【精选优质专栏推荐】


每个专栏均配有案例与图文讲解,循序渐进,适合新手与进阶学习者,欢迎订阅。

在这里插入图片描述

引言

大型语言模型(LLMs)在问答、翻译、摘要等众多应用中展现出强大能力,随着该领域的不断发展,其潜力进一步增强。然而,LLMs 有时会生成事实错误的答案,尤其当训练数据中缺少与输入对应的内容时。这种现象被称为“幻觉”。

为缓解幻觉问题,研究者提出了检索增强生成(RAG)。该方法通过从知识库中检索数据,辅助模型生成更可靠的回答。尽管如此,RAG 仍可能出现幻觉,因此在 RAG 系统中检测幻觉并采取相应处理措施,显得尤为重要。

在现代 LLM 系统中,输出的可信度是关键指标,这使得幻觉检测和应对比以往更加重要。

RAG 的基本流程是:通过稀疏或稠密检索从知识库获取信息,将最相关的结果与用户输入一同传入 LLM,生成最终回答。然而,输出中仍可能因多种原因出现幻觉:

  • LLMs 获取了正确的信息,但未能生成正确回答,常见于需要在已有信息基础上进行复杂推理的场景。
  • 检索结果存在错误,或未覆盖关键信息,此时 LLM 可能会强行作答并产生幻觉。

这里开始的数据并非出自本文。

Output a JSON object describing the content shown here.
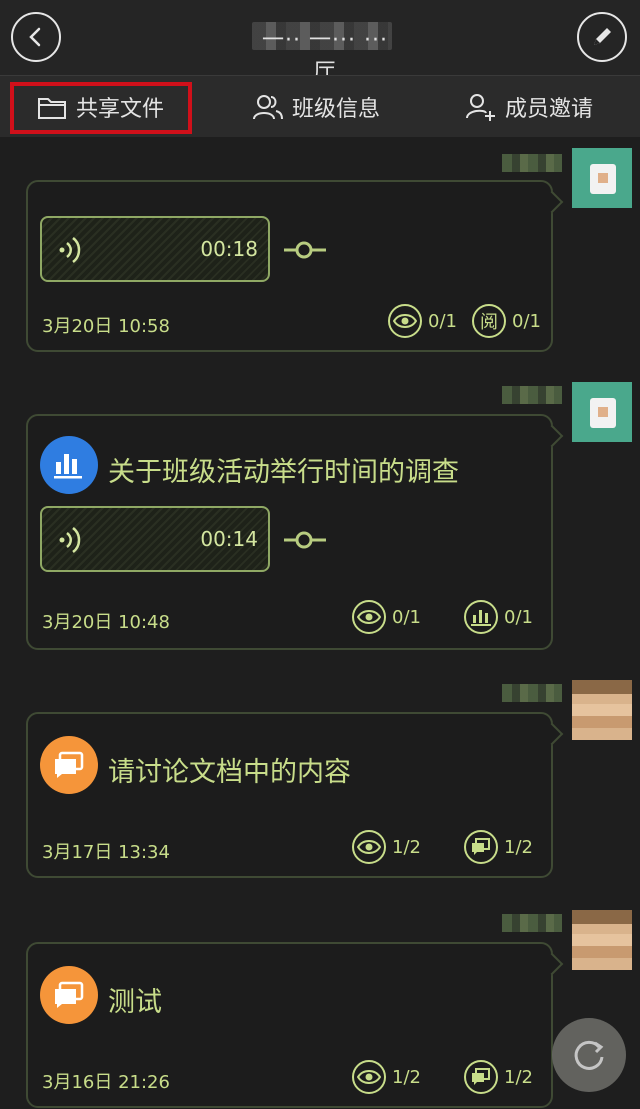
{
  "header": {
    "title": "一·· 一··· ··· 厅"
  },
  "tabs": [
    {
      "label": "共享文件",
      "icon": "folder-icon"
    },
    {
      "label": "班级信息",
      "icon": "people-icon"
    },
    {
      "label": "成员邀请",
      "icon": "add-user-icon"
    }
  ],
  "messages": [
    {
      "type": "audio",
      "audio_duration": "00:18",
      "date": "3月20日 10:58",
      "views": "0/1",
      "reads": "0/1",
      "read_icon_glyph": "阅"
    },
    {
      "type": "survey",
      "title": "关于班级活动举行时间的调查",
      "audio_duration": "00:14",
      "date": "3月20日 10:48",
      "views": "0/1",
      "votes": "0/1"
    },
    {
      "type": "discussion",
      "title": "请讨论文档中的内容",
      "date": "3月17日 13:34",
      "views": "1/2",
      "comments": "1/2"
    },
    {
      "type": "discussion",
      "title": "测试",
      "date": "3月16日 21:26",
      "views": "1/2",
      "comments": "1/2"
    }
  ],
  "colors": {
    "accent": "#c8dd8a",
    "highlight_box": "#d0101a",
    "survey_icon": "#2f7de1",
    "discussion_icon": "#f5953a"
  }
}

本文将聚焦于检测 RAG 系统生成的响应,而非改进检索环节。我们将探讨几种幻觉检测技术,以帮助构建更可靠的 RAG 系统。

幻觉评估指标

我们首先尝试使用 DeepEval 库中的幻觉评估指标。幻觉指标是一种简单的方法,用于通过比较判断模型生成的信息是否真实、正确。其计算方式为:

上下文矛盾数量 ÷ 上下文总数

下面通过代码示例来演示。

安装 DeepEval

pip install deepeval

评估依赖于用于判定结果的 LLM,这意味着我们需要一个模型作为评估器。本示例中使用 DeepEval 默认的 OpenAI 模型。若要更换其他 LLM,可参考相关文档。同时需要提供 OpenAI API Key:

import os
os.environ["OPENAI_API_KEY"] = "YOUR-API-KEY"

设置上下文与实际输出

安装好库后,我们来检测 LLM 输出中是否存在幻觉。

首先设置上下文(即输入中应当存在的事实),并准备模型的实际输出,作为检测对象:

from deepeval import evaluate
from deepeval.metrics import HallucinationMetric
from deepeval.test_case import LLMTestCase
 
context = [
    "The Great Wall of China is a series of fortifications made of stone, brick, tamped earth, wood, and other materials, "
    "generally built along an east-to-west line across the historical northern borders of China to protect the Chinese states "
    "and empires against the raids and invasions of the nomadic groups of the Eurasian Steppe."
]
 
actual_output = (
    "The Great Wall of China is made entirely of gold and was built in a single year by the Ming Dynasty to store treasures."
)

设置测试用例与幻觉指标

阈值(threshold)表示可容忍的幻觉程度。

如果要求严格不允许幻觉,可将阈值设为 0:

test_case = LLMTestCase(
    input="What is the Great Wall of China made of and why was it built?",
    actual_output=actual_output,
    context=context
)
 
halu_metric = HallucinationMetric(threshold=0.5)

运行测试并查看结果

halu_metric.measure(test_case)
print("Hallucination Metric:")
print("  Score: ", halu_metric.score)
print("  Reason: ", halu_metric.reason)

输出示例

Hallucination Metric:
  Score:  1.0
  Reason:  The score is 1.00 because the actual output contains significant contradictions with the context, such as incorrect claims about the materials and purpose of the Great Wall of China, indicating a high level of hallucination.

结果显示幻觉评分为1.0,表示输出内容完全为幻觉。

此外,DeepEval 还会提供原因说明,帮助定位幻觉点。

G-Eval

G-Eval 是一种利用大语言模型(LLM)结合思维链(CoT)方法来自动评估 LLM 输出的框架。核心思想是:基于预先设定的多步骤标准,对模型输出进行逐步判断。通过 DeepEval 提供的 G-Eval 框架以及自定义评估标准,可以测试 RAG 的输出能力,并识别其中是否存在幻觉。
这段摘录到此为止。